Fortunately, the survreg
function provides an alternative way to fit these models.
The survreg
function fits AFT models for a number of different response distributions including
the log-logistic, the log-normal and the Weibull distribution. For the Weibull distribution the
proportional hazards model is also an AFT model, but with a different parametrization, which leads
notoriously to some confusions.
pbcSurv <- survreg(Surv(time, status) ~ as.factor(edema) + age, data = pbc, scale = sigma)
summary(pbcSurv)
##
## Call:
## survreg(formula = Surv(time, status) ~ as.factor(edema) + age,
## data = pbc, scale = sigma)
## Value Std. Error z p
## (Intercept) 9.4076 0.22228 42.32 0.00e+00
## as.factor(edema)0.5 -0.3574 0.11312 -3.16 1.58e-03
## as.factor(edema)1 -1.5104 0.12690 -11.90 1.15e-32
## age -0.0219 0.00407 -5.38 7.57e-08
##
## Scale fixed at 0.5
##
## Weibull distribution
## Loglik(model)= -1524 Loglik(intercept only)= -1578
## Chisq= 108.1 on 3 degrees of freedom, p= 0
## Number of Newton-Raphson Iterations: 6
## n= 393
The model fitted is the same, but the parameters are different. They are comparable as follows:
- coef(pbcSurv) / sigma
## (Intercept) as.factor(edema)0.5 as.factor(edema)1
## -18.81513 0.71475 3.02079
## age
## 0.04372
coef(pbcSurvGlm)
## (Intercept) as.factor(edema)0.5 as.factor(edema)1
## -18.81513 0.71475 3.02079
## age
## 0.04372
If you inspect the \(Z\)-scores in the two models, they are equal up to the sign. What is particularly confusing is the change of sign in the two parametrizations. In the hazards model, a positive value of \(\beta_j\) means that the hazard increases with increasing values of \(x_j\). The larger \(x_j\) is, the sooner the individual will die – at least from a population point of view. However, in the AFT model, a positive value of \(\beta_j\) means that the survival time is scaled by the factor \(e^{\beta_j x_j} > 1\), and thus the larger \(x_j\) is, the later will the individual die.

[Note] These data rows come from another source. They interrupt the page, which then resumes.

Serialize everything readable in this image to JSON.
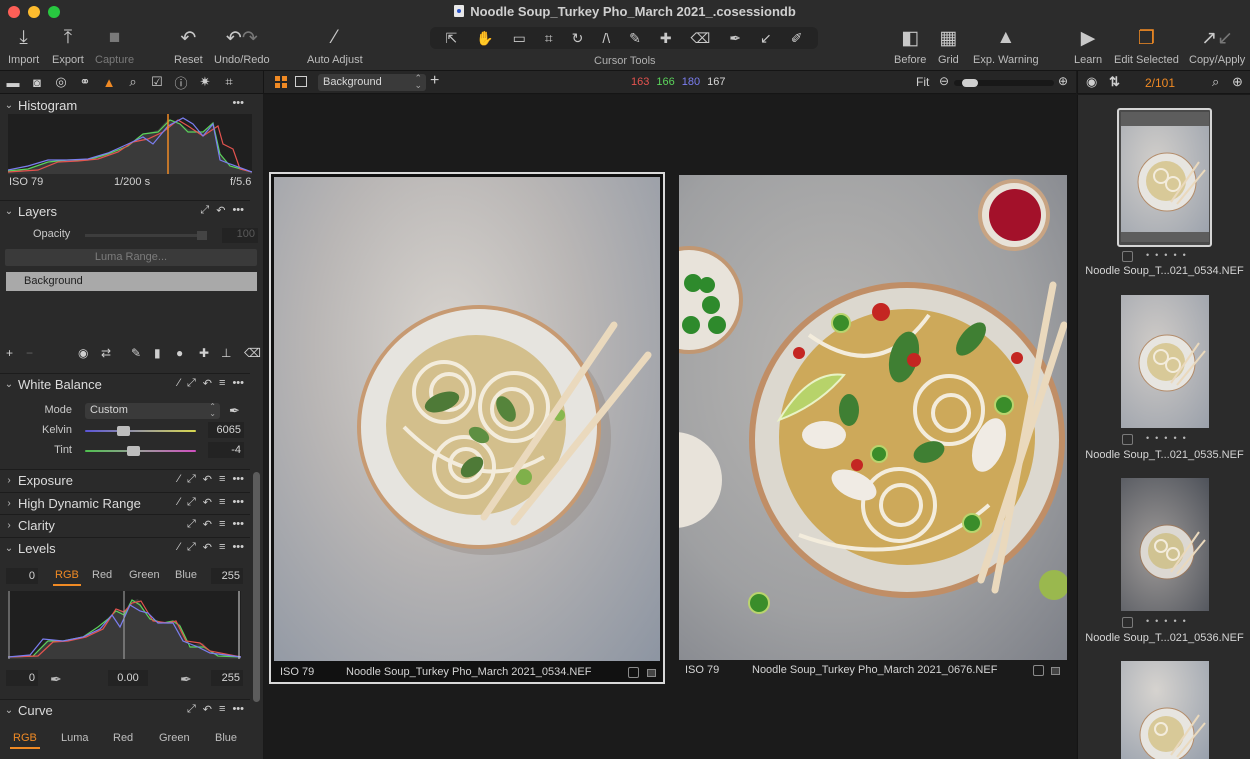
{
  "window": {
    "title": "Noodle Soup_Turkey Pho_March 2021_.cosessiondb"
  },
  "toolbar": {
    "import": "Import",
    "export": "Export",
    "capture": "Capture",
    "reset": "Reset",
    "undo_redo": "Undo/Redo",
    "auto_adjust": "Auto Adjust",
    "cursor_tools": "Cursor Tools",
    "before": "Before",
    "grid": "Grid",
    "exp_warning": "Exp. Warning",
    "learn": "Learn",
    "edit_selected": "Edit Selected",
    "copy_apply": "Copy/Apply"
  },
  "cursor_tools": [
    "select-icon",
    "pan-hand-icon",
    "loupe-icon",
    "crop-icon",
    "rotate-icon",
    "keystone-icon",
    "brush-icon",
    "healing-icon",
    "eraser-icon",
    "color-picker-icon",
    "normalize-icon",
    "annotation-icon"
  ],
  "tool_tabs": [
    "library",
    "capture",
    "color",
    "lens",
    "exposure",
    "details",
    "adjustments",
    "metadata",
    "output",
    "batch",
    "crop"
  ],
  "viewer_bar": {
    "layer_select": "Background",
    "readout": {
      "r": "163",
      "g": "166",
      "b": "180",
      "l": "167"
    },
    "fit": "Fit",
    "zoom_level": 0.1
  },
  "browser_bar": {
    "count": "2/101"
  },
  "histogram": {
    "title": "Histogram",
    "iso": "ISO 79",
    "shutter": "1/200 s",
    "aperture": "f/5.6"
  },
  "layers": {
    "title": "Layers",
    "opacity_label": "Opacity",
    "opacity_value": "100",
    "luma_range": "Luma Range...",
    "items": [
      "Background"
    ]
  },
  "white_balance": {
    "title": "White Balance",
    "mode_label": "Mode",
    "mode_value": "Custom",
    "kelvin_label": "Kelvin",
    "kelvin_value": "6065",
    "kelvin_pos": 0.34,
    "tint_label": "Tint",
    "tint_value": "-4",
    "tint_pos": 0.43
  },
  "sections": {
    "exposure": "Exposure",
    "hdr": "High Dynamic Range",
    "clarity": "Clarity",
    "levels": "Levels",
    "curve": "Curve"
  },
  "levels": {
    "tabs": [
      "RGB",
      "Red",
      "Green",
      "Blue"
    ],
    "active_tab": "RGB",
    "in_low": "0",
    "in_high": "255",
    "out_low": "0",
    "midpoint": "0.00",
    "out_high": "255"
  },
  "curve": {
    "tabs": [
      "RGB",
      "Luma",
      "Red",
      "Green",
      "Blue"
    ],
    "active_tab": "RGB"
  },
  "viewer": {
    "images": [
      {
        "iso": "ISO 79",
        "name": "Noodle Soup_Turkey Pho_March 2021_0534.NEF",
        "selected": true
      },
      {
        "iso": "ISO 79",
        "name": "Noodle Soup_Turkey Pho_March 2021_0676.NEF",
        "selected": false
      }
    ]
  },
  "browser": {
    "thumbnails": [
      {
        "name": "Noodle Soup_T...021_0534.NEF",
        "selected": true
      },
      {
        "name": "Noodle Soup_T...021_0535.NEF",
        "selected": false
      },
      {
        "name": "Noodle Soup_T...021_0536.NEF",
        "selected": false
      },
      {
        "name": "",
        "selected": false
      }
    ]
  },
  "colors": {
    "accent": "#f08a24",
    "readout_r": "#e4534f",
    "readout_g": "#5bd35b",
    "readout_b": "#7b7ef0",
    "readout_l": "#d6d6d6"
  }
}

One thing we get for free using the survreg
function is the ability to estimate the
shape parameter (or the scale parameter \(\sigma\) in the AFT jargon).
pbcSurv <- survreg(Surv(time, status) ~ as.factor(edema) + age, data = pbc)
summary(pbcSurv)
##
## Call:
## survreg(formula = Surv(time, status) ~ as.factor(edema) + age,
## data = pbc)
## Value Std. Error z p
## (Intercept) 9.9557 0.36880 26.99 1.72e-160
## as.factor(edema)0.5 -0.6047 0.19351 -3.12 1.78e-03
## as.factor(edema)1 -2.0392 0.22214 -9.18 4.33e-20
## age -0.0274 0.00664 -4.12 3.77e-05
## Log(scale) -0.1692 0.06631 -2.55 1.07e-02
##
## Scale= 0.844
##
## Weibull distribution
## Loglik(model)= -1484 Loglik(intercept only)= -1523
## Chisq= 79.1 on 3 degrees of freedom, p= 0
## Number of Newton-Raphson Iterations: 5
## n= 393
We will, of course, prefer to fit models this way to get appropriate estimated standard errors in practice, but the relation to the Poisson regression model is not completely superfluous. It allows us, for instance, to draw on the uniqueness and existence results for the MLE (admitted, the results have to be modified slightly to accomodate for the offset, but this is not a problem).